Inquietud, espera y esperanza paciente

 En el primer artículo aludido, dedicado a una deseable inquietud, se advertía que el término no ha de ser leído necesariamente como sinónimo de “angustia”. Porque la inquietud, como la espera, derivan de nuestra radical precariedad y responden a una condición básica: nuestro ser es ser en el mundo, con los otros y sin capacidad de dominar todo lo que puede acontecer y acontece. Una y otra nos llevan a reconocer que vivir humanamente es aceptar que la vida transcurre sin que podamos apresar el tiempo ni detenerlo. Y que nuestro vivir está atravesado por un aspirar a lo que nos excede. Inquietables por naturaleza, estamos obligados a pensar el futuro en términos de posibilidad, pero también capacitados para esperar bienes de los que no tenemos plena disposición, aunque pueden ser esperados como don.

De ahí que reconocer lo necesario del aguardo y aun lo positivo de cierta dosis de impaciencia ayuda a estimar lo que precisamente en estas “horas bajas” se contiene en la palabra “esperanza”. Una realidad del orden de la fe y de la gracia, que sólo podemos aguardar, pero no por ello ajena a otros naturales deseos y expectativas. Así de humano es el esperar más alto del que andamos necesitados, que es también “una floración de la espera”, como dice Kellen.

En tiempos dados a todas las prisas, guarda todo su valor la discreta aliada del esperar que es la paciencia: una virtud que ha mantenido siempre en su haber la sabiduría cristiana. Virtud –añade en un momento la misma autora– que el mundo moderno apenas conoce y confunde con pasividad, debilidad o resignación siendo como es la fuerza interior que permite no solo atravesar las pruebas sino arraigar y enriquecer la fe: “Ella asegura una estabilidad y una continuidad en el camino espiritual y alumbra una paz profunda”.

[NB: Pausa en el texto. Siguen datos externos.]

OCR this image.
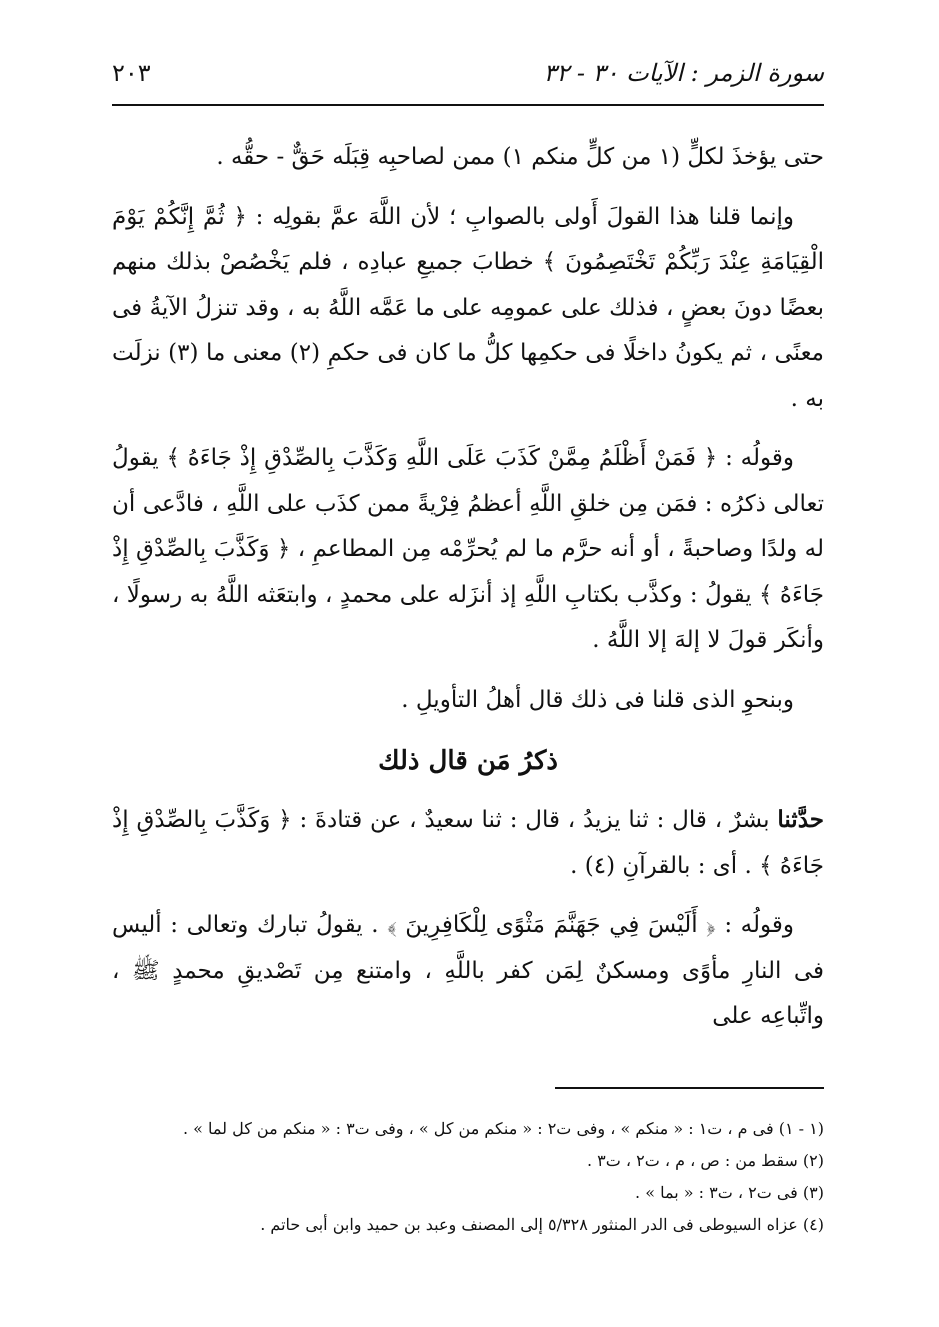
سورة الزمر : الآيات ٣٠ - ٣٢
٢٠٣

حتى يؤخذَ لكلٍّ (١ من كلٍّ منكم ١) ممن لصاحبِه قِبَلَه حَقٌّ - حقُّه .

وإنما قلنا هذا القولَ أَولى بالصوابِ ؛ لأن اللَّهَ عمَّ بقولِه : ﴿ ثُمَّ إِنَّكُمْ يَوْمَ الْقِيَامَةِ عِنْدَ رَبِّكُمْ تَخْتَصِمُونَ ﴾ خطابَ جميعِ عبادِه ، فلم يَخْصُصْ بذلك منهم بعضًا دونَ بعضٍ ، فذلك على عمومِه على ما عَمَّه اللَّهُ به ، وقد تنزلُ الآيةُ فى معنًى ، ثم يكونُ داخلًا فى حكمِها كلُّ ما كان فى حكمِ (٢) معنى ما (٣) نزلَت به .

وقولُه : ﴿ فَمَنْ أَظْلَمُ مِمَّنْ كَذَبَ عَلَى اللَّهِ وَكَذَّبَ بِالصِّدْقِ إِذْ جَاءَهُ ﴾ يقولُ تعالى ذكرُه : فمَن مِن خلقِ اللَّهِ أعظمُ فِرْيةً ممن كذَب على اللَّهِ ، فادَّعى أن له ولدًا وصاحبةً ، أو أنه حرَّم ما لم يُحرِّمْه مِن المطاعمِ ، ﴿ وَكَذَّبَ بِالصِّدْقِ إِذْ جَاءَهُ ﴾ يقولُ : وكذَّب بكتابِ اللَّهِ إذ أنزَله على محمدٍ ، وابتعَثه اللَّهُ به رسولًا ، وأنكَر قولَ لا إلهَ إلا اللَّهُ .

وبنحوِ الذى قلنا فى ذلك قال أهلُ التأويلِ .

ذكرُ مَن قال ذلك

حدَّثنا بشرٌ ، قال : ثنا يزيدُ ، قال : ثنا سعيدٌ ، عن قتادةَ : ﴿ وَكَذَّبَ بِالصِّدْقِ إِذْ جَاءَهُ ﴾ . أى : بالقرآنِ (٤) .

وقولُه : ﴿ أَلَيْسَ فِي جَهَنَّمَ مَثْوًى لِلْكَافِرِينَ ﴾ . يقولُ تبارك وتعالى : أليس فى النارِ مأوًى ومسكنٌ لِمَن كفر باللَّهِ ، وامتنع مِن تَصْديقِ محمدٍ ﷺ ، واتِّباعِه على

(١ - ١) فى م ، ت١ : « منكم » ، وفى ت٢ : « منكم من كل » ، وفى ت٣ : « منكم من كل لما » .

(٢) سقط من : ص ، م ، ت٢ ، ت٣ .

(٣) فى ت٢ ، ت٣ : « بما » .

(٤) عزاه السيوطى فى الدر المنثور ٥/٣٢٨ إلى المصنف وعبد بن حميد وابن أبى حاتم .
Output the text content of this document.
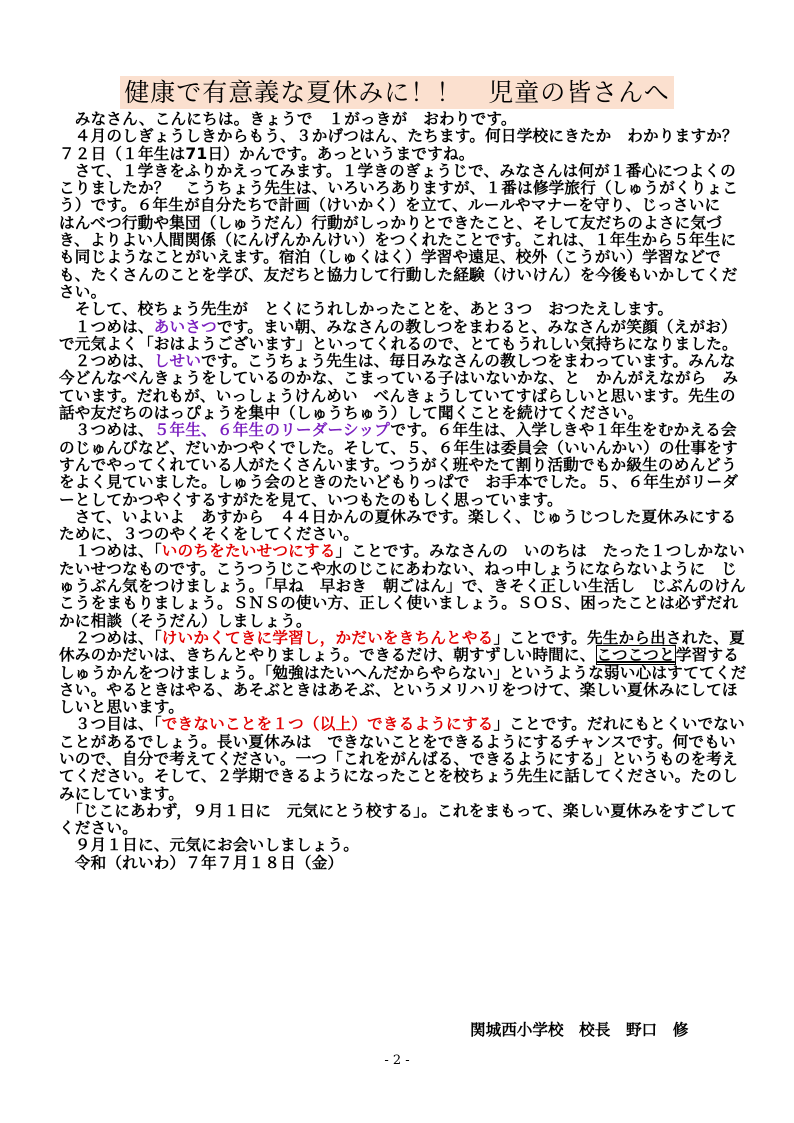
健康で有意義な夏休みに！！　児童の皆さんへ

　みなさん、こんにちは。きょうで　１がっきが　おわりです。

　４月のしぎょうしきからもう、３かげつはん、たちます。何日学校にきたか　わかりますか？　７２日（１年生は71日）かんです。あっというまですね。

　さて、１学きをふりかえってみます。１学きのぎょうじで、みなさんは何が１番心につよくのこりましたか？　こうちょう先生は、いろいろありますが、１番は修学旅行（しゅうがくりょこう）です。６年生が自分たちで計画（けいかく）を立て、ルールやマナーを守り、じっさいに　はんべつ行動や集団（しゅうだん）行動がしっかりとできたこと、そして友だちのよさに気づき、よりよい人間関係（にんげんかんけい）をつくれたことです。これは、１年生から５年生にも同じようなことがいえます。宿泊（しゅくはく）学習や遠足、校外（こうがい）学習などでも、たくさんのことを学び、友だちと協力して行動した経験（けいけん）を今後もいかしてください。

　そして、校ちょう先生が　とくにうれしかったことを、あと３つ　おつたえします。

　１つめは、あいさつです。まい朝、みなさんの教しつをまわると、みなさんが笑顔（えがお）で元気よく「おはようございます」といってくれるので、とてもうれしい気持ちになりました。

　２つめは、しせいです。こうちょう先生は、毎日みなさんの教しつをまわっています。みんな今どんなべんきょうをしているのかな、こまっている子はいないかな、と　かんがえながら　みています。だれもが、いっしょうけんめい　べんきょうしていてすばらしいと思います。先生の話や友だちのはっぴょうを集中（しゅうちゅう）して聞くことを続けてください。

　３つめは、５年生、６年生のリーダーシップです。６年生は、入学しきや１年生をむかえる会のじゅんびなど、だいかつやくでした。そして、５、６年生は委員会（いいんかい）の仕事をすすんでやってくれている人がたくさんいます。つうがく班やたて割り活動でもか級生のめんどうをよく見ていました。しゅう会のときのたいどもりっぱで　お手本でした。５、６年生がリーダーとしてかつやくするすがたを見て、いつもたのもしく思っています。

　さて、いよいよ　あすから　４４日かんの夏休みです。楽しく、じゅうじつした夏休みにするために、３つのやくそくをしてください。

　１つめは、「いのちをたいせつにする」ことです。みなさんの　いのちは　たった１つしかない　たいせつなものです。こうつうじこや水のじこにあわない、ねっ中しょうにならないように　じゅうぶん気をつけましょう。「早ね　早おき　朝ごはん」で、きそく正しい生活し　じぶんのけんこうをまもりましょう。ＳＮＳの使い方、正しく使いましょう。ＳＯＳ、困ったことは必ずだれかに相談（そうだん）しましょう。

　２つめは、「けいかくてきに学習し，かだいをきちんとやる」ことです。先生から出された、夏休みのかだいは、きちんとやりましょう。できるだけ、朝すずしい時間に、こつこつと学習するしゅうかんをつけましょう。「勉強はたいへんだからやらない」というような弱い心はすててください。やるときはやる、あそぶときはあそぶ、というメリハリをつけて、楽しい夏休みにしてほしいと思います。

　３つ目は、「できないことを１つ（以上）できるようにする」ことです。だれにもとくいでないことがあるでしょう。長い夏休みは　できないことをできるようにするチャンスです。何でもいいので、自分で考えてください。一つ「これをがんばる、できるようにする」というものを考えてください。そして、２学期できるようになったことを校ちょう先生に話してください。たのしみにしています。

　「じこにあわず，９月１日に　元気にとう校する」。これをまもって、楽しい夏休みをすごしてください。

　９月１日に、元気にお会いしましょう。

　令和（れいわ）７年７月１８日（金）

関城西小学校　校長　野口　修
- 2 -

En la Bula que abre el año jubilar el curso, el papa Francisco invita a esperar cristianamente, que es como decir hacerlo con la certidumbre de que, como afirma Pablo, “la esperanza no defrauda”. Sin pasar por alto que, acto seguido, el apóstol se muestra realista: “sabe que la vida está hecha de alegrías y dolores, que el amor se pone a prueba cuando aumentan las dificultades y que la esperanza parece derrumbarse frente al sufrimiento”. Así la invitación a vivir un año de gracia aparece como una llamada a ensayar un esperar paciente. A una esperanza que sabe de la espera y hasta de la impaciencia a las que hemos oído referirse en los títulos citados.

Cuando estamos incitados a quererlo todo y de inmediato, de la paciencia dice la Bula que abre el Jubileo que “es hija de la esperanza y al mismo tiempo la sostiene”.